Ocean Planets on the Brink of Detection

ZonkerWilliam writes "It seems, at least theoretically, that there may be 'ocean planets' out there in the galaxy. If there are, we are closer than ever to detecting them. The formation of such planets is fairly likely, reports the PhysOrg article, despite the lack of an obvious example in our own solar system. We may have a former ocean planetoid in the neighborhood, orbiting the planet Jupiter: the moon Europa. These water worlds are the result of system formation castoffs, gas giant wannabes that never grew large enough. If any of these intriguing object exist nearby, the recently launched CoRoT satellite will be the device we use to see it. The article explains some of the science behind 'ocean worlds', as well as the new technology we'll use to find them."

Time to get my geek on.

[Lendrick]

If you know how far away you are from an object and how quickly you're orbiting it (assuming your orbit is roughly circular) you can use simple algebra to get a rough idea of its mass.
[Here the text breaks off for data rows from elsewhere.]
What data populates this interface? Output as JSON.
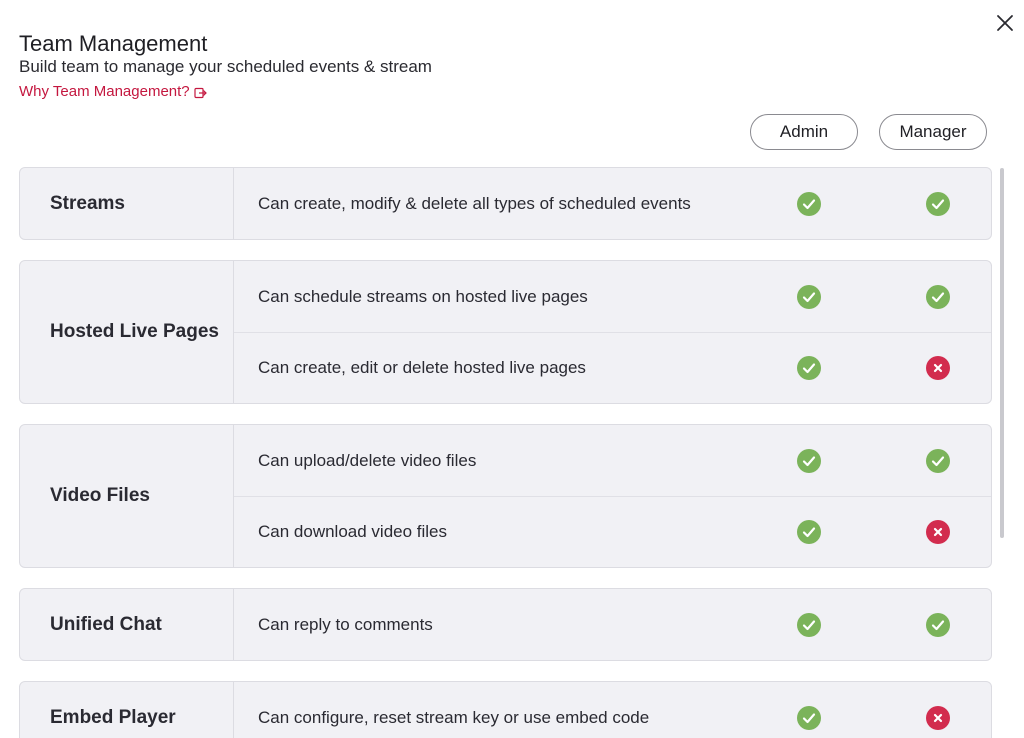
{
  "header": {
    "title": "Team Management",
    "subtitle": "Build team to manage your scheduled events & stream",
    "why_link": "Why Team Management?"
  },
  "roles": {
    "admin": "Admin",
    "manager": "Manager"
  },
  "colors": {
    "accent": "#c4173f",
    "allowed": "#7bb35a",
    "denied": "#d22c4e"
  },
  "groups": [
    {
      "label": "Streams",
      "rows": [
        {
          "text": "Can create, modify & delete all types of scheduled events",
          "admin": "allowed",
          "manager": "allowed"
        }
      ]
    },
    {
      "label": "Hosted Live Pages",
      "rows": [
        {
          "text": "Can schedule streams on hosted live pages",
          "admin": "allowed",
          "manager": "allowed"
        },
        {
          "text": "Can create, edit or delete hosted live pages",
          "admin": "allowed",
          "manager": "denied"
        }
      ]
    },
    {
      "label": "Video Files",
      "rows": [
        {
          "text": "Can upload/delete video files",
          "admin": "allowed",
          "manager": "allowed"
        },
        {
          "text": "Can download video files",
          "admin": "allowed",
          "manager": "denied"
        }
      ]
    },
    {
      "label": "Unified Chat",
      "rows": [
        {
          "text": "Can reply to comments",
          "admin": "allowed",
          "manager": "allowed"
        }
      ]
    },
    {
      "label": "Embed Player",
      "rows": [
        {
          "text": "Can configure, reset stream key or use embed code",
          "admin": "allowed",
          "manager": "denied"
        }
      ]
    }
  ]
}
Acceleration due to gravity is calculated as follows:

a = G * (m / r^2) ...where a is the accelelration, G is the gravitational constant, and r is the distance between your two objects. Note that we're ignoring the acceleration of the sun toward the earth, which isn't technically correct, but this answer will be close enough.

Since we're looking for the Sun's mass, we solve this equation for m.

m = (a * r^2) / G

The first thing we need to figure out is the value of a, or how fast things accelerate toward the sun. The earth is 1.5e11 meters from the sun, and travels in a (roughly) circular orbit once every 365.25 days (or 3.16e7 seconds). If you calculate the circumferance of the earth's orbit given the radius, you get 9.42e11 meters. The earth is moving at roughly 2.98e4 meters per second.

The next step is to figure out how far the earth falls toward the sun every second. We can do this (again, roughly) without using calculus. Let's say that, for one second, the earth continues to travel in a straight line instead of a circle. If you subtract the earth's real orbital radius from this hypothetical one, you end up with the number of meters that earth falls every second, or a. Note that this isn't an exact calculation -- I would need to use calculus to do that -- but it's still "close enough". I'm an engineer, not a scientist, so be happy I used 3.14 for pi, as opposed to "about 3." :)

The earth's new distance from the sun, if it travelled at a tangent for sone second, would be calculated using the Pythagorean Theorum, as follows:

d = sqrt(1.5e11 ^ 2 + 2.98e4 ^ 2) = sqrt(2.25e22 + 8.88e8) = 150000000000.00296

Subtracting the original distance from the sun, the earth has fallen about 2.96 millimeters in one second, which means that the earth is accelerating toward the sun at .00592 m/s. That's a. Now we just plug all that into the original equation:

m = 0.00592 * 1.5e11^2 / G

According to Google calculator:
((0.00592 (m / (s^2))) * (1.5e11^2) (m^2)) / gravitational constant = 1.9961037 × 10e30 kilograms

Now, looking up the mass of the sun:
mass of the sun = 1.98892 × 10e30 kilograms

Voila, I've just calculated the mass of the sun with less than 1% error, and I didn't even need to remember any calculus. :)